10.4326/jjcvs.29.315
- VernacularTitle:虚血・再潅流障害に対するレシチン化SOD(lecithinized superoxide dismutase)の心筋保護効果
- Author:
Makoto Kamada
;
Atushi Iguchi
;
Motohisa Tofukuji
;
Hitoshi Yokoyama
;
Hiroji Akimoto
;
Mikio Ohmi
;
Koichi Tabayashi
- Publication Type:Journal Article
- From:Japanese Journal of Cardiovascular Surgery
2000;29(5):315-319
- CountryJapan
- Language:Japanese
-
Abstract:
Lecithinized superoxide dismutase (L-SOD) has a higher affinity for cell membranes than recombinant human superoxide dismutase has.
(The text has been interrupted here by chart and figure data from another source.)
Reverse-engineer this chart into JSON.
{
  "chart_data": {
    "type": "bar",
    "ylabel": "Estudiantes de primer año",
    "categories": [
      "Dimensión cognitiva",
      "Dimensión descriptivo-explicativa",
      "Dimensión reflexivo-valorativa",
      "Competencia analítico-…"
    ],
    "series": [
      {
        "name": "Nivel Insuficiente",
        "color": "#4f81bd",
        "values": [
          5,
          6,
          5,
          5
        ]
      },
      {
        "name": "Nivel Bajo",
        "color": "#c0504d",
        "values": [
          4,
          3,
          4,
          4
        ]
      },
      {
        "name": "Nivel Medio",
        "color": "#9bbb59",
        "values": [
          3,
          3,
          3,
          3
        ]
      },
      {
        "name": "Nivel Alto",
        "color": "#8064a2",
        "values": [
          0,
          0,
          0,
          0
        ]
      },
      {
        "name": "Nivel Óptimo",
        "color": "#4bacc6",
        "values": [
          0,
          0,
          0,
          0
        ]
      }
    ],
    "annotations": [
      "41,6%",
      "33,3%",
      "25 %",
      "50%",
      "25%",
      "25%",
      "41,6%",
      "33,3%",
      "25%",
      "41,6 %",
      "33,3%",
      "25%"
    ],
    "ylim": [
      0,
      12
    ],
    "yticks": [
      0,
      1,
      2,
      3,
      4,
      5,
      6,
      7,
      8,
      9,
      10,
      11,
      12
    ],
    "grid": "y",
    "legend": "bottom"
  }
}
The purpose of this study, is to evaluate the protective effects of L-SOD against ischemia/reperfusion injury in blood-perfused isolated rat heart subjected to 30-min global normothermic ischemia. Fifteen isolated hearts were divided into three groups: group I (n=5), the untreated control group, group II (n=5) received 3, 000 units of L-SOD administered into the perfusion circuit at the beginning of reperfusion, and group III (n=5) received 3, 000 units of L-SOD administered into the perfusion circuit 10min after reperfusion. Left ventricular developed pressure, maximum positive and negative dp/dt, coronary vascular resistance and myocardial water content were assessed in each group. The percent recovery of left ventricular developed pressure in group II was significantly higher than that in group I and group III (77.4±11.1% in group II, 38.2±4.4% in group I, 40.2±4.1% in group III, p<0.01). The percent recovery of maximum positive dp/dt in group II was significantly higher than that in group I and group III (70.0±11.2% in group II, 41.8±7.8% in group I, 38.0±5.7% in group III, p<0.01). The percent recovery of maximum negative dp/dt in group II was also significantly higher than that in group I and group III (74.9±11.0% in group II, 41.3±8.0% in group I, 46.3±5.9% in group III, p<0.01).There was no significant difference of coronary vascular resistance or myocardial water content among the three groups. These results suggest that L-SOD administered at the time of reperfusion has protective effects against ischemia/reperfusion injury in the isolated rat heart.